Luna shook her head. “I figured it was because we never truly reunited. I mean, she didn’t even remember my name when I returned.”

“Name?” asked Fluttershy.

“Selena.”

“Well, Princess Selena,” said Pinkie. “The spell didn’t end because it was never about you and Celestia. It was about you and Fluttershy.”

“Us?” whispered Fluttershy.

“Bingo. You two ended the spell. Pretty romantic if you ask me.”

“And, pray tell, how did this happen?” asked Selena. “Did you change the spell?”

“I—umm… Long story,” she replied. “But yes. For saving the world, I take payment in cupcakes, helium tanks, and rent money."

“So, does that mean everyone is okay and that I didn’t end the world?” asked Fluttershy.

“Yeah, they’re on their way with a few friends,” replied Pinkie. “Try to be really supportive of Twilight though. She’s beating herself up pretty bad over this…”

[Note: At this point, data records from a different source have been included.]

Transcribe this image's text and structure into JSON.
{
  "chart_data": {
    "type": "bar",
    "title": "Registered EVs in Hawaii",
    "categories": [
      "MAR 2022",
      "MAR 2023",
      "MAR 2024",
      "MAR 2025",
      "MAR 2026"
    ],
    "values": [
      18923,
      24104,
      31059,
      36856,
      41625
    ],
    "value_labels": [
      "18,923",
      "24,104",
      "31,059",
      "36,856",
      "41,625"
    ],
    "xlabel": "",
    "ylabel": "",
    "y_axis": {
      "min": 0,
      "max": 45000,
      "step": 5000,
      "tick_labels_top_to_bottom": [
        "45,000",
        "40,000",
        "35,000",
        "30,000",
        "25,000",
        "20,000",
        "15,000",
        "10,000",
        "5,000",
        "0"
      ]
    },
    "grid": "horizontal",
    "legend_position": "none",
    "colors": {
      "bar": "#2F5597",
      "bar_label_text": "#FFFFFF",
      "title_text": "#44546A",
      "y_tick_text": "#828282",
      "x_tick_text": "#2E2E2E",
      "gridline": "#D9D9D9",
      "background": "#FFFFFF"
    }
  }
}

The three of them heard the sounds of voices. They turned in the direction of the rising sun as it peaked over the distant mountains and saw the silhouettes of familiar ponies approaching. Fluttershy almost began to cry.

“Oh, one last thing,” said Pinkie. “Ever wonder what we grow on a rock farm?”

Fluttershy and Luna turned to one another with confused looks, but noticed a flower on the ground between them sprout up beneath the dirt. Then, even beneath their hooves, lush greenery and wild flora bloomed to life like wildfire across the farm and countryside. The magic of it all left Fluttershy speechless, even more so when she realized where she was.

Pinkie Pie picked up a flower and sniffed it heavily, leaving her a little light-headed. It began to glow and so did the rest of the meadow.

“They ask me, Pinkie, how do you grow rocks? Isn’t that impossible?” she said. “And I say, Silly goose, we don’t grow rocks. We grow happiness.”